As innocent children know it so can you. Learn to let go of ego’s teachings about guilt and shame as if those painful features of your experiences are permanent. They need not be permanent. Suffering is perpetuated by the belief that pride is the antidote and cure for shame and blame directed at another is the antidote and cure for guilt. Such nonsense only perpetuates suffering by recycling it. Forgiveness lets it go and releases you from the cycle of suffering. Only you can choose to forgive. And no one else can prevent you from forgiving if you desire to follow your heart and be free of all the past that the ego says you’ll never be free of. You may feel afraid of stepping beyond your ego. That’s understandable and only need be shared to be overcome. By sharing your fears you’ll find within you the courage to overcome them. By sharing your heart with others you can trust and talking about all that matters most to you, the True You will come forth from behind the ego’s shadow and discover that like the moon’s shadow the ego’s shadow only temporarily blocked the Lovelight of the Divine Son or Daughter you are. Once you’ve tasted the Lovelight you’ll never really want to retreat into your ego for long again.
To quote another source of wise spiritual guidance on this topic, let me set out the text of Matthew 18:1-4: “At that time the disciples came to Jesus, saying, ‘Who is the greatest in the kingdom of heaven?’ And calling to him a child, he put him in the midst of them and said, ‘Truly, I say to you, unless you turn and become like children, you will never enter the kingdom of heaven. Whoever humbles himself like this child is the greatest in the kingdom of heaven.'” (English Standard Version.) To turn from the heartlessness of being an intellectualizing adult and once again embrace the endearing qualities of childhood allows us to resume our natural relationship with the Creator of Heaven, who is our Father.

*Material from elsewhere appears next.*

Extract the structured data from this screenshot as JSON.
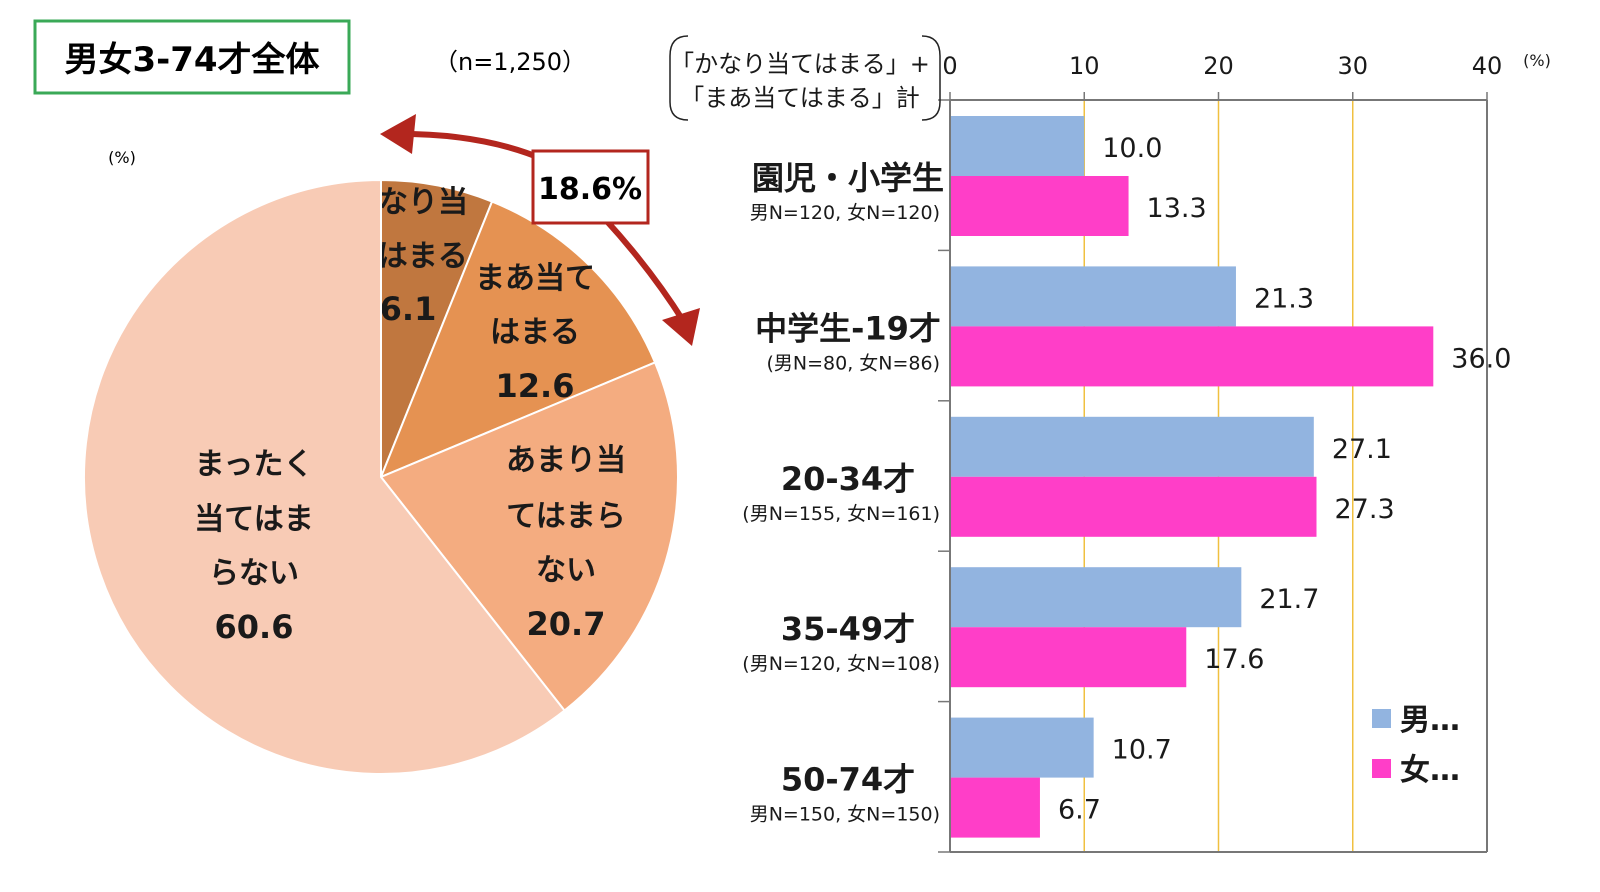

As beloved dear ones of the Creator we know the qualities of heavenly love are ours to cherish and honor within our hearts and share with one another as sisters and brothers in One United Divine Family. Intellectualism is one path by which we forget who we are and blindly stumble into treating each other as if we do not all belong within our Father’s family household. By the power of paradox that defies our human capacity for reasoning, every one of us is greatest in the greatest kingdom. No superlative outshines our Father’s love for each of us who stops thinking of himself or herself as an ego and instead humbly accepts his or her nature as a Divine Child. Within God’s family of sibling rivalry there is no need or cause because each is greatest.